Have you ever noticed how easily people can see the meaning in other’s behaviour? We seem to intuitively know why our child drags us towards the shop window, why our friend steers clear of the spider, or why our partner hands us a drink after a workout.
Sometimes, however, this tendency leads us to cling to our false judgements about others and new research, published in Scientific Reports, may go some way to explaining why.
The study was conducted by academics in the School of Psychology at the University of Plymouth, and is based on earlier research showing the way humans "see" the actions of others is slightly distorted by their expectations.
The new study shows these changes really reflect the intentions we attribute to others, and specifically happen when watching people but not other objects.
For the study, participants watched brief videos of an actor starting to reach either straight for an object or making an arched reach over an obstacle. Before the action was complete, the hand suddenly disappeared, and participants identified the point on the touch screen where they last saw it.
The trick was that in some trials, the hand made an arched reach even though there was no obstacle or started to reach straight even though an obstacle was in the way, so that it would knock into it. In other words, what people saw was clearly in conflict with their expectations about how people typically act.
As in the authors’ earlier work, the results showed people were able to judge the expected actions accurately. The perception of unexpected ones was, however, subtly coloured by their expectations.
For unexpected straight reaches, people reported the hand disappeared slightly higher than it really did, as if they “saw” it start to avoid the obstacle even though it clearly did not.
Similarly, if there was no obstacle to avoid, high arched reaches were reported slightly lower, as if people saw a straighter action than was really shown. In other words, people tended to see the actions as they expected, but not as they really were.
The question was what would happen in another group of participants that did not watch moving hands, but balls – objects to which no goals are typically attributed, and certainly no tendencies to avoid obstacles. When these participants reported what they had seen, they did not make these misjudgements, particularly when the ball did not move in a biological, human-like way.

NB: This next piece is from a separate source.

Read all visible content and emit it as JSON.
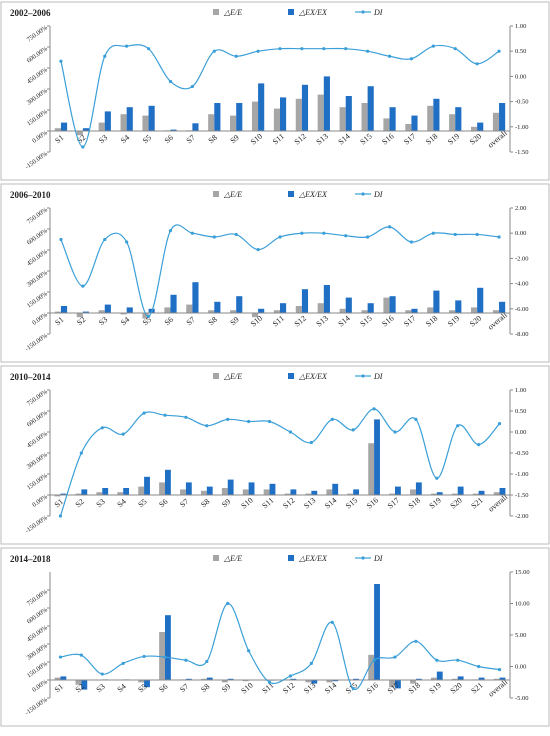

The new results therefore show that it is really the intentions we attribute to other people – but not objects – that lead us to misperceive their actions.
Lead author Katrina L McDonough, a PhD candidate at the University, said:
“The misjudgements we found were not large. People did not see a completely different movement than was really there, but even the subtle changes we measured could have large impacts in everyday life. If we see a person behaving ambiguously, for example, such small changes may be enough to make us interpret the behaviour differently or cause us to miss the true intention behind it.”
“While this study was conducted with typically developing participants, it may provide new avenues for understanding psychological conditions. It could explain, for example, why people with an autism spectrum condition sometimes find it hard to read the meaning of other people’s behaviour. Conversely, it may help explain why people with schizophrenia are more prone to see meaning and intention where none exists.”